Ìcaro prometeu atender os conselhos do pai, e seguiu-o. Primeiro em vôo desajeitado depois com mais confiança.
A mulher atravessa a sala e posiciona -se sobre rocha firme. Sente o vento cruzar a ponta do nariz e espera o momento. Cruzará o oceano em vôo solitário. Não sabe quando encontrará terra firme e que paisagem a espera.

O céu é vasto, silencioso, calmo e profundamente azul. O gosto de damasco sobre a língua lhe serena a alma.

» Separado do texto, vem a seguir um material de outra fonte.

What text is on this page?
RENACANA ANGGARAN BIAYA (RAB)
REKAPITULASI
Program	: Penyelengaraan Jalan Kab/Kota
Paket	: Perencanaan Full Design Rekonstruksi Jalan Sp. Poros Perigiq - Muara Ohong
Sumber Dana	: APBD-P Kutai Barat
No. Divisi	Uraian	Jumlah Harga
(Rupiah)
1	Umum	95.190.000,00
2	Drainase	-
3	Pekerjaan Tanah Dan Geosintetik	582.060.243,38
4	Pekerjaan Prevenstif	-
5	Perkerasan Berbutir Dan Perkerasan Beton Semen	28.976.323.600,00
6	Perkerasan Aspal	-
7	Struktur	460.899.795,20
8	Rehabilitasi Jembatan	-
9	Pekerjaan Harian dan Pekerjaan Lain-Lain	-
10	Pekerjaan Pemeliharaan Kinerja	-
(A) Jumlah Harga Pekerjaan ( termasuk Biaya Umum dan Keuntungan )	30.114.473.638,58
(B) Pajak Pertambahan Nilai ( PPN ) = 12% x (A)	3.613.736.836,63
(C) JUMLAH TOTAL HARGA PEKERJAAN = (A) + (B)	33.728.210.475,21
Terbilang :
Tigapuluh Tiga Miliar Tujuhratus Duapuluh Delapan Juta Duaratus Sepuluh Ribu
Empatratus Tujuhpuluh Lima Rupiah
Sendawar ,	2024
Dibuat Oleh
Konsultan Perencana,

Observa o imenso vazio entre o mar e a pedra sob os pés, e ouve a ordem às suas costas:
- VAI !
Ìcaro embriagou-se no prazer do vôo e lançou-se às alturas. Subiu mais e mais e aproximou-se do sol. As penas aos poucos soltaram -se e a queda tornou-se pedra arremessada na escuridão do Oceano.
A mulher abre os braços ao vento. Os lábios tremem, os olhos fixam um ponto à frente. Os cabelos abrem sua horizontalidade à brisa. O céu recebe o corpo e o protege.
Novo par de asas está encostado à parede. Os homens chegam à saída da gruta. O ponto dissolve-se aos poucos como fumaça no azul do céu. A água doce corre entre as pedras e mistura-se ao mar.